Já se
passaram anos desde que fechei minha partnership. Obviamente mais anos ainda
desde que a abri. Meus primeiros investidores foram amigos e familiares mais
próximos. No caso, meus dois melhores amigos da infância, meu pai e o meu
mentor (a pessoa do post anterior). Quatro investidores, quatro sócios e, acima de qualquer coisa, quatro amigos. Dos quatro, só o meu mentor sabia no que eu
estava me metendo.
Meus
primeiros anos foram ótimos. E com a boa performance vieram os novos
investidores. Tudo ia bem. Até o 9/11. 2001 foi um ano de definição na minha
vida. Minha partnership apanhou demais por causa da minha exposição
em seguradoras. E essa era a menor das minhas preocupações.
Um dia eu
disse sobre como eventos improváveis parecem prováveis em meio ao caos. Eu sei,
porque eu senti. Depois que sequestram um avião e jogam ele em um prédio como
era o WTC, tudo parece muito possível. Então pra ser honesto, eu não fazia a
menor idéia sobre se um outro avião ia cair na minha cabeça ou não. Ou uma
bomba, quem sabe?!
No dia 24
de setembro de 2001 às 10pm, eu ainda estava no escritório quando alguém bateu
na porta. Era o meu mentor. Ainda de terno, tinha acabado de andar umas dezenas
de quadras pra chegar do seu escritório ao meu. Foi a primeira vez que a gente
se viu pessoalmente desde a tragédia.
Meu
escritório era particularmente pequeno. Eu não tinha recursos pra ficar em
algum lugar melhor e nem achava que devia. E exceto por um funcionário que
cuidava do operacional, ninguém mais trabalhava ali além de mim.

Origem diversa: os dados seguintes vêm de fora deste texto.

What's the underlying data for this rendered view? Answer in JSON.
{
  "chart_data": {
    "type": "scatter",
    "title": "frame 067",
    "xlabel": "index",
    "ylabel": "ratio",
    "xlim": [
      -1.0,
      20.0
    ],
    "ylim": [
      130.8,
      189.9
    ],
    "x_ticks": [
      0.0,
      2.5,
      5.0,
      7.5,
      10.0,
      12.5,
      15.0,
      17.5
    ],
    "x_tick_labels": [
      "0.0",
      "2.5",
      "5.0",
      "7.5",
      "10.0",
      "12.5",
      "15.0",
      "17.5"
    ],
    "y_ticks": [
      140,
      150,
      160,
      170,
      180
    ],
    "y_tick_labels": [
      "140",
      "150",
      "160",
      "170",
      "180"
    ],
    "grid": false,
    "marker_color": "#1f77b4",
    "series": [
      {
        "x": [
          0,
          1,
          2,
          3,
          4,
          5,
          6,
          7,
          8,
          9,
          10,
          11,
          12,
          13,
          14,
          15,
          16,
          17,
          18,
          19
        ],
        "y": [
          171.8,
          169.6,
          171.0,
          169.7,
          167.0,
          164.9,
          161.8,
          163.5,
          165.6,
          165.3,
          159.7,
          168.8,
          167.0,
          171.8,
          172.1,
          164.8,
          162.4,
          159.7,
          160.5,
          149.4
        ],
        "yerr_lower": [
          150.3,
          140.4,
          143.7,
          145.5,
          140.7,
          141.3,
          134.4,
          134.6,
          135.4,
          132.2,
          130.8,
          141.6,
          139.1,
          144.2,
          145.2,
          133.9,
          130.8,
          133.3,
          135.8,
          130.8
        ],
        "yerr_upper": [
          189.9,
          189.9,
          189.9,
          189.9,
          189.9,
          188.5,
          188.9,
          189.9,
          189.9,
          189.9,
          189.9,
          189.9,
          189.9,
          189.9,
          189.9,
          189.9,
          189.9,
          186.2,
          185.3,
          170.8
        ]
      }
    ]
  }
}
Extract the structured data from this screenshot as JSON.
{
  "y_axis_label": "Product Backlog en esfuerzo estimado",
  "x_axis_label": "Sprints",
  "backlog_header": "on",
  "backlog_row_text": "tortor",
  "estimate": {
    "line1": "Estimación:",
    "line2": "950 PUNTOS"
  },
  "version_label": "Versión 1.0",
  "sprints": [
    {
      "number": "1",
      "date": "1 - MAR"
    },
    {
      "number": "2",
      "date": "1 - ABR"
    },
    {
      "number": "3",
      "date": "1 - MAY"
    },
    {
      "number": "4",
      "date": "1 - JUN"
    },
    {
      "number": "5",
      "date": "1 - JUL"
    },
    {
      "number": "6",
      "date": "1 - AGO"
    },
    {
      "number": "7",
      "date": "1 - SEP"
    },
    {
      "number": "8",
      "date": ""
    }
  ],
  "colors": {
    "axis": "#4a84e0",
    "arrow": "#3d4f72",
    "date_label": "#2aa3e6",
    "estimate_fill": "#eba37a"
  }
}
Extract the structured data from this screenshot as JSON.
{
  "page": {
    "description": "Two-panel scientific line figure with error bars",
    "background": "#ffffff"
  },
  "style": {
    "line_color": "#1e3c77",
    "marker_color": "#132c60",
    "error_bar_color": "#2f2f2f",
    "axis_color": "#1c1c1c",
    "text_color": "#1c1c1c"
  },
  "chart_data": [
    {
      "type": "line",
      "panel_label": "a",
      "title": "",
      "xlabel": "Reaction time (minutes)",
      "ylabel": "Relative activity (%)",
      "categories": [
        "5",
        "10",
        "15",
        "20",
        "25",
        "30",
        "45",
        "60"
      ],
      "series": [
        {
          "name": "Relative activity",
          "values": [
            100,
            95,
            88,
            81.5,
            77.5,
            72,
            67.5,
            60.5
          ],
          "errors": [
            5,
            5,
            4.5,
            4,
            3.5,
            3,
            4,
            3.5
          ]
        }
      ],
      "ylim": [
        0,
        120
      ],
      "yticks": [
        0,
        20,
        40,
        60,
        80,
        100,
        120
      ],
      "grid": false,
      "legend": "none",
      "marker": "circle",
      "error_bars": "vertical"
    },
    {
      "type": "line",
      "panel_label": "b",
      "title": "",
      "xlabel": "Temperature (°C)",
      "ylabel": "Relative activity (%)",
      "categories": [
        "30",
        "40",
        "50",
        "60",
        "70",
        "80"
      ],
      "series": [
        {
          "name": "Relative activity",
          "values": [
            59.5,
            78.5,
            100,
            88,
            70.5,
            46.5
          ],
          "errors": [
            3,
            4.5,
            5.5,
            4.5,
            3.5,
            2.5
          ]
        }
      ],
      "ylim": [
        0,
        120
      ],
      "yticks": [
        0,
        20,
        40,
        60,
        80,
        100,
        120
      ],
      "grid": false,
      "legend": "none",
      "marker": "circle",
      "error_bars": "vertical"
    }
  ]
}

Era o que
chamamos de one-man shop.
Meu mentor se
acomodou e depois de um breve small talk, abriu sua carteira, pegou uma
fotografia e colocou em cima da minha mesa. Era a foto de um bebê enrolado em
um cueiro rosa. Era uma dessas fotos de recém nascido onde só o que dá pra ver
é um pouco do rostinho amassado.
- Wtf?!
Virou pai de novo? Nessa idade??
- Não seja
idiota, essa é a Amy!
- Amy?
- É a minha
neta! Nasceu semana passada. Não é linda?!
A esposa
dele fez o que qualquer avó faria e foi passar uns tempos ajudando a filha lá
em Boston. Então ele vivia a glamourosa vida de ter uma grande casa vazia,
ficar nela só pra tomar banho e tirar um cochilo, passar o dia no escritório
pedindo pizza e sem ter como ir ver a neta.
- E por que
você acha que eu vim aqui? Preciso conversar com alguém pior ainda.
E
gargalhamos juntos.
- Escuta
Don, eu vou fazer uma aplicação nova na partnership.
- Que
merda, cara! Você sabe porque você ainda me pegou no escritório a essa hora?
Porque eu estou lidando com os infinitos resgates que fizeram. Pra que merda
você vai fazer uma aplicação?
- Porque a
minha neta nasceu e eu não pude nem andar alguns quilometros pra ir vê-la, é
por isso que vou fazer uma aplicação. Chame de culpa se quiser. Não é pra mim,
é pra ela.
- Cara, pior
ainda então. Você está maluco! Você sabe o que está acontecendo aqui?! Claro
que você sabe o que está acontecendo aqui, eu mandei pra todos os investidores.
Você não leu?
Ele não
falou nada e eu continuei:
- Porra
cara, você é investidor. Um puta investidor. Porque você mesmo não faz isso?
- Don, eu
vou te dizer o que eu vou fazer. Eu vou fazer uma aplicação maior agora e
depois vou fazer aplicações periódicas. Ninguém vai saber disso além de nós
dois. Isso é o que eu vou fazer. Já o que você vai fazer é contigo. Mas eu
planejo contar isso pra Amy quando ela estiver adulta e eu espero ter uma boa
notícia pra dar.
E agora foi
a vez dele continuar:
- Ah, isso
aqui é pra você. – e colocou um embrulho em cima da mesa, perto da foto da Amy.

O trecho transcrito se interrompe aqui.